That seems to be the conclusion to draw from the U.S. Supreme Court’s refusal to hear a case from San Diego, where the D.A.’s office has been sending agents to conduct suspicionless, warrantless searches on the private homes of welfare applicants.
Yes, applicants were free to refuse the searches, though I suspect that refusing a search would itself be (unofficially) enough to trigger further investigation. Refusing a search also means forfeiting welfare benefits.
Setting aside the standard libertarian discontent for welfare, I have two big problems with this: 1) the idea of "consent" is a joke, because, as I understand it, no consent is equal to no benefit, but even worse: 2) the government, in no, way, shape or form, should be allowed to use fundamental constitutional liberties as bargaining chips in exchange for government programs. One would think that the unconstitutional conditions doctrine would apply, especially in a situation where government lacks a compelling interest.
I almost blogged about this several months when this was brought to my attention via A Stitch in Haste. A quote that he used from the dissent in the relevant case, Sanchez v. County of San Diego, is posted below (my emphasis added):
The intrusion here is the unannounced search of the home of a person under no suspicion whatsoever by fraud investigators, who are required not only to question the applicant but to pry into the applicant's most private spaces -- to look through drawers, medicine cabinets, closets, garbage, and the like....
The government does not search through the closets and medicine cabinets of farmers receiving subsidies. They do not dig through the laundry baskets and garbage pails of real estate developers or radio broadcasters. The overwhelming majority of recipients of government benefits are not the poor, and yet this is the group we require to sacrifice their dignity and their right to privacy. This situation is shameful.
Fraud may be a problem, as one of the commenters at A Stitch in Haste suggests. Fair enough. No one has a right to engage in fraud. However, if fraud is a sufficient enough reason to stand the Fourth Amendment on its head for one group, why would this principle not apply to Social Security recipients or farmers or the families of college students who are looking to get government loans? Is combating fraud in any other entitlement program any less important than it is in San Bernandino County?
The solution is a simple one. As Kip stated in his original post (and worth quoting since I can't explain it better myself):
Here's a better jurisprudence: Innocent until proven guilty. If and when San Diego authorities have probable cause to suspect welfare fraud, then let them proceed to investigate, by way of a warrant issued by a neutral magistrate -- just as they would with any other crime.

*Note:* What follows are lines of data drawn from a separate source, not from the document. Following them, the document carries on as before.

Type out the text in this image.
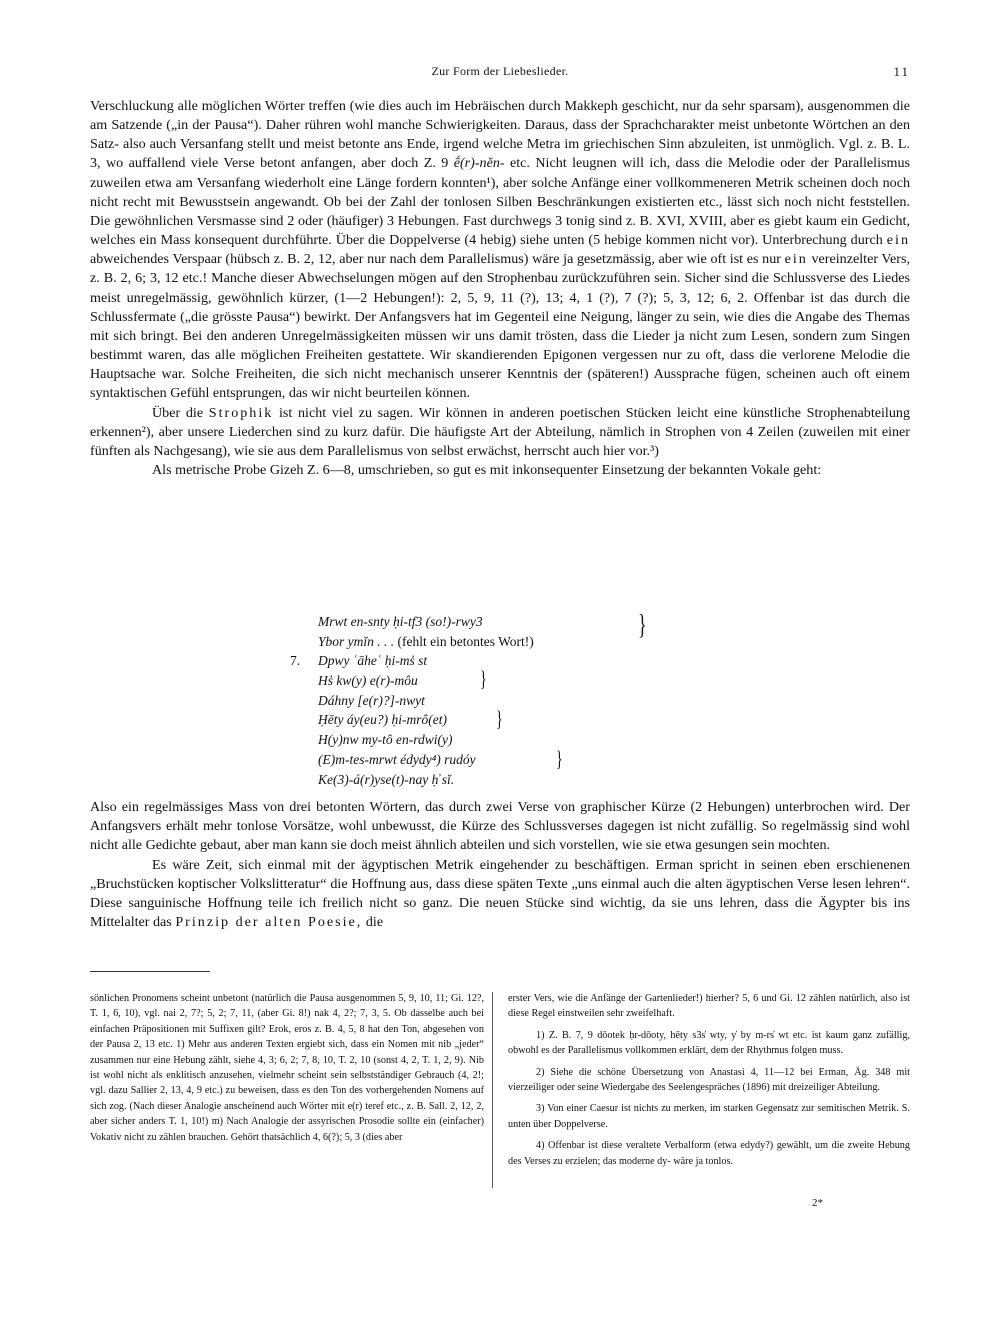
Zur Form der Liebeslieder.	11

Verschluckung alle möglichen Wörter treffen (wie dies auch im Hebräischen durch Makkeph geschicht, nur da sehr sparsam), ausgenommen die am Satzende („in der Pausa“). Daher rühren wohl manche Schwierigkeiten. Daraus, dass der Sprachcharakter meist unbetonte Wörtchen an den Satz- also auch Versanfang stellt und meist betonte ans Ende, irgend welche Metra im griechischen Sinn abzuleiten, ist unmöglich. Vgl. z. B. L. 3, wo auffallend viele Verse betont anfangen, aber doch Z. 9 ḗ(r)-nĕn- etc. Nicht leugnen will ich, dass die Melodie oder der Parallelismus zuweilen etwa am Versanfang wiederholt eine Länge fordern konnten¹), aber solche Anfänge einer vollkommeneren Metrik scheinen doch noch nicht recht mit Bewusstsein angewandt. Ob bei der Zahl der tonlosen Silben Beschränkungen existierten etc., lässt sich noch nicht feststellen. Die gewöhnlichen Versmasse sind 2 oder (häufiger) 3 Hebungen. Fast durchwegs 3 tonig sind z. B. XVI, XVIII, aber es giebt kaum ein Gedicht, welches ein Mass konsequent durchführte. Über die Doppelverse (4 hebig) siehe unten (5 hebige kommen nicht vor). Unterbrechung durch ein abweichendes Verspaar (hübsch z. B. 2, 12, aber nur nach dem Parallelismus) wäre ja gesetzmässig, aber wie oft ist es nur ein vereinzelter Vers, z. B. 2, 6; 3, 12 etc.! Manche dieser Abwechselungen mögen auf den Strophenbau zurückzuführen sein. Sicher sind die Schlussverse des Liedes meist unregelmässig, gewöhnlich kürzer, (1—2 Hebungen!): 2, 5, 9, 11 (?), 13; 4, 1 (?), 7 (?); 5, 3, 12; 6, 2. Offenbar ist das durch die Schlussfermate („die grösste Pausa“) bewirkt. Der Anfangsvers hat im Gegenteil eine Neigung, länger zu sein, wie dies die Angabe des Themas mit sich bringt. Bei den anderen Unregelmässigkeiten müssen wir uns damit trösten, dass die Lieder ja nicht zum Lesen, sondern zum Singen bestimmt waren, das alle möglichen Freiheiten gestattete. Wir skandierenden Epigonen vergessen nur zu oft, dass die verlorene Melodie die Hauptsache war. Solche Freiheiten, die sich nicht mechanisch unserer Kenntnis der (späteren!) Aussprache fügen, scheinen auch oft einem syntaktischen Gefühl entsprungen, das wir nicht beurteilen können.

Über die Strophik ist nicht viel zu sagen. Wir können in anderen poetischen Stücken leicht eine künstliche Strophenabteilung erkennen²), aber unsere Liederchen sind zu kurz dafür. Die häufigste Art der Abteilung, nämlich in Strophen von 4 Zeilen (zuweilen mit einer fünften als Nachgesang), wie sie aus dem Parallelismus von selbst erwächst, herrscht auch hier vor.³)

Als metrische Probe Gizeh Z. 6—8, umschrieben, so gut es mit inkonsequenter Einsetzung der bekannten Vokale geht:

Mrwt en-snty ḥi-tf3 (so!)-rwy3
Ybor ymĭn . . . (fehlt ein betontes Wort!)
7. Dpwy ʿāheʿ ḥi-ms̓ st
Hs̓ kw(y) e(r)-môu
Dáhny [e(r)?]-nwyt
Ḥēty áy(eu?) ḥi-mrô(et)
H(y)nw my-tô en-rdwi(y)
(E)m-tes-mrwt édydy⁴) rudóy
Ke(3)-á(r)yse(t)-nay ḥ̓ sĭ.
}
}
}
}

Also ein regelmässiges Mass von drei betonten Wörtern, das durch zwei Verse von graphischer Kürze (2 Hebungen) unterbrochen wird. Der Anfangsvers erhält mehr tonlose Vorsätze, wohl unbewusst, die Kürze des Schlussverses dagegen ist nicht zufällig. So regelmässig sind wohl nicht alle Gedichte gebaut, aber man kann sie doch meist ähnlich abteilen und sich vorstellen, wie sie etwa gesungen sein mochten.

Es wäre Zeit, sich einmal mit der ägyptischen Metrik eingehender zu beschäftigen. Erman spricht in seinen eben erschienenen „Bruchstücken koptischer Volkslitteratur“ die Hoffnung aus, dass diese späten Texte „uns einmal auch die alten ägyptischen Verse lesen lehren“. Diese sanguinische Hoffnung teile ich freilich nicht so ganz. Die neuen Stücke sind wichtig, da sie uns lehren, dass die Ägypter bis ins Mittelalter das Prinzip der alten Poesie, die

sönlichen Pronomens scheint unbetont (natürlich die Pausa ausgenommen 5, 9, 10, 11; Gi. 12?, T. 1, 6, 10), vgl. nai 2, 7?; 5, 2; 7, 11, (aber Gi. 8!) nak 4, 2?; 7, 3, 5. Ob dasselbe auch bei einfachen Präpositionen mit Suffixen gilt? Erok, eros z. B. 4, 5, 8 hat den Ton, abgesehen von der Pausa 2, 13 etc. 1) Mehr aus anderen Texten ergiebt sich, dass ein Nomen mit nib „jeder“ zusammen nur eine Hebung zählt, siehe 4, 3; 6, 2; 7, 8, 10, T. 2, 10 (sonst 4, 2, T. 1, 2, 9). Nib ist wohl nicht als enklitisch anzusehen, vielmehr scheint sein selbstständiger Gebrauch (4, 2!; vgl. dazu Sallier 2, 13, 4, 9 etc.) zu beweisen, dass es den Ton des vorhergehenden Nomens auf sich zog. (Nach dieser Analogie anscheinend auch Wörter mit e(r) teref etc., z. B. Sall. 2, 12, 2, aber sicher anders T. 1, 10!) m) Nach Analogie der assyrischen Prosodie sollte ein (einfacher) Vokativ nicht zu zählen brauchen. Gehört thatsächlich 4, 6(?); 5, 3 (dies aber

erster Vers, wie die Anfänge der Gartenlieder!) hierher? 5, 6 und Gi. 12 zählen natürlich, also ist diese Regel einstweilen sehr zweifelhaft.

1) Z. B. 7, 9 dōotek ḥr-dōoty, hēty s3s̓ wty, y̓ by m-rs̓ wt etc. ist kaum ganz zufällig, obwohl es der Parallelismus vollkommen erklärt, dem der Rhythmus folgen muss.

2) Siehe die schöne Übersetzung von Anastasi 4, 11—12 bei Erman, Äg. 348 mit vierzeiliger oder seine Wiedergabe des Seelengespräches (1896) mit dreizeiliger Abteilung.

3) Von einer Caesur ist nichts zu merken, im starken Gegensatz zur semitischen Metrik. S. unten über Doppelverse.

4) Offenbar ist diese veraltete Verbalform (etwa edydy?) gewählt, um die zweite Hebung des Verses zu erzielen; das moderne dy- wäre ja tonlos.

2*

It should never be any other way - ever.
* For what it's worth, the reason this is "revisited" is because, although I ultimately did not blog about it, via the post at A Stitch in Haste, I did spend some time reading the Ninth Circuit opinion, some of the opinions of the cases cited and other relevant text. It did pique my interest in Fourth Amendment jurisprudence and the unconstitutional conditions doctrine. Sadly, I was hoping to write a follow-up post on an announcement that the Supreme Court would take this case, but as that is not happening, I can only voice my discontent.